研究課題/領域番号 |
63540641
|
研究機関 | 東北大学 |
研究代表者 |
庄野 安彦 東北大学, 金属材料研究所, 教授 (80013481)
|
研究分担者 |
草場 啓治 東北大学, 金属材料研究所, 助手 (60186385)
菊地 昌枝 東北大学, 金属材料研究所, 助教授 (00005951)
|
キーワード | 石英 / 衝撃ガラス / 衝撃加圧実験 / 電顕観察 / 衝撃変成 / 衝撃変形組織 / ラメラ構造 |
研究概要 |
隕石の高速衝突により生成する岩石鉱物の衝撃変成のうち、テクト珪酸塩鉱物のガラス化は最も興味ある現象の一つである。
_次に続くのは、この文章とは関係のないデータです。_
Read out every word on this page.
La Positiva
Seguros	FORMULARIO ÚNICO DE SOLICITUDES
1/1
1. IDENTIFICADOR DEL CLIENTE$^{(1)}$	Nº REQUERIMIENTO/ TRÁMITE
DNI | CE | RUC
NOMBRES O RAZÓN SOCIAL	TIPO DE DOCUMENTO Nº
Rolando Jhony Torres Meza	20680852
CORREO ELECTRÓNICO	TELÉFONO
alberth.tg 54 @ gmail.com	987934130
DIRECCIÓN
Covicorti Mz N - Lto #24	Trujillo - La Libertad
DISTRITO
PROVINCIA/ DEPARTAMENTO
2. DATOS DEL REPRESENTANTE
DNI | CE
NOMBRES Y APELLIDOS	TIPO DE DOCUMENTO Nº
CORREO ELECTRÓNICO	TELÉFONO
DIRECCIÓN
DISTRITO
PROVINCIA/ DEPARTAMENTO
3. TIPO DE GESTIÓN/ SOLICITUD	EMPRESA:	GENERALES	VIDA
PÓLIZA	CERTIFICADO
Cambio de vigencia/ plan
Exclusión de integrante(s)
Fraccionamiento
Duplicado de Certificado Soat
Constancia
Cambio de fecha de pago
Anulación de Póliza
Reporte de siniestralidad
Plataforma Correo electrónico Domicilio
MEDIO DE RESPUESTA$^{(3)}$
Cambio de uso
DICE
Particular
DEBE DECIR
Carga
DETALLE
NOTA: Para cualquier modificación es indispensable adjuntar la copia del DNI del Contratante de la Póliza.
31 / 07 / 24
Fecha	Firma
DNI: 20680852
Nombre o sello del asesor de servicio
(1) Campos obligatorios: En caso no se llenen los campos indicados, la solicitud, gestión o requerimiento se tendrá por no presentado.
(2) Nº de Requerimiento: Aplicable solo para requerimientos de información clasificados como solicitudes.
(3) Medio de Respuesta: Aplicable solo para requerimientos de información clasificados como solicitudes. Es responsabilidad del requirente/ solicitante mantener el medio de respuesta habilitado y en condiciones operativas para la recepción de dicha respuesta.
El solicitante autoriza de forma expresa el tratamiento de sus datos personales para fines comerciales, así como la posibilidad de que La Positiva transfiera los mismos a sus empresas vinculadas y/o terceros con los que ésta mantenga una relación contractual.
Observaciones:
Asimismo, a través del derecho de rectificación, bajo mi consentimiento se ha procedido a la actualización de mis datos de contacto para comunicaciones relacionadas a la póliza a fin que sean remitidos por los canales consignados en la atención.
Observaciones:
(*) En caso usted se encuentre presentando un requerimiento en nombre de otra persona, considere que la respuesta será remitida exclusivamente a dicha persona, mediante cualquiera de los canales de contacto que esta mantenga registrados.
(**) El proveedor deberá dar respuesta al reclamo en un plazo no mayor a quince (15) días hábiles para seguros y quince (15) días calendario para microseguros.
本研究では、衝撃加圧により生成したガラスの微視的構造およびガラス化の機構を調べる目的で、石英の衝撃加圧試料回収実験を行った。石英単結晶の (001) 、 (100) および (210) 面円板状試料をステンレス鋼製の容器に収納し、1段火薬銃および2段軽ガス銃を用いて30GPaから83GPa領域まで衝撃加圧した試料を回収し、粉末X線回析法による相の固定および透過型電子顕微鏡下の衝撃変形組織の観察を行った。ガラス化は40GPaから始まり、50GPa附近で完了する。ガラス化圧力の衝撃方向に対する依存製は顕著でない。電顕観察によりガラスと結晶からなる微細なラメラ構造が見られ天然の衝撃変成ガラスと類似した組織を持つことを確認した。ラメラの方向は、最大剪断応力から期待される。衝撃加圧方向に対し45°の方向とは必ずしも一致せず、 (102) 、 (103) などの滑り面が活性化される場合が多い。又、衝撃液面に平行あるいは垂直なラメラもしばしば観察された。特異な紡錘形状を示すガラスラメラは、高圧下の高密度状態から圧力が解放される際、2倍に及ぶ体積膨張が起こるためと解決される。高分解能電顕観察により、衝撃ガラス中に微細な結晶が散在している組織が認められ、溶融ガラスとは異なる機構によりガラス化が起こったことを強く示唆する。衝撃ガラスの屈折率は溶融ガラスより大きく、高密度であることもガラスの微結晶モデルにより説明できる。石英が六方晶の結晶であり、卓越した劈開面をもたないことなどが衝撃変形にも反映していると考えられ、今後同様な実験を長石や薫青石などについて行う必要があろう。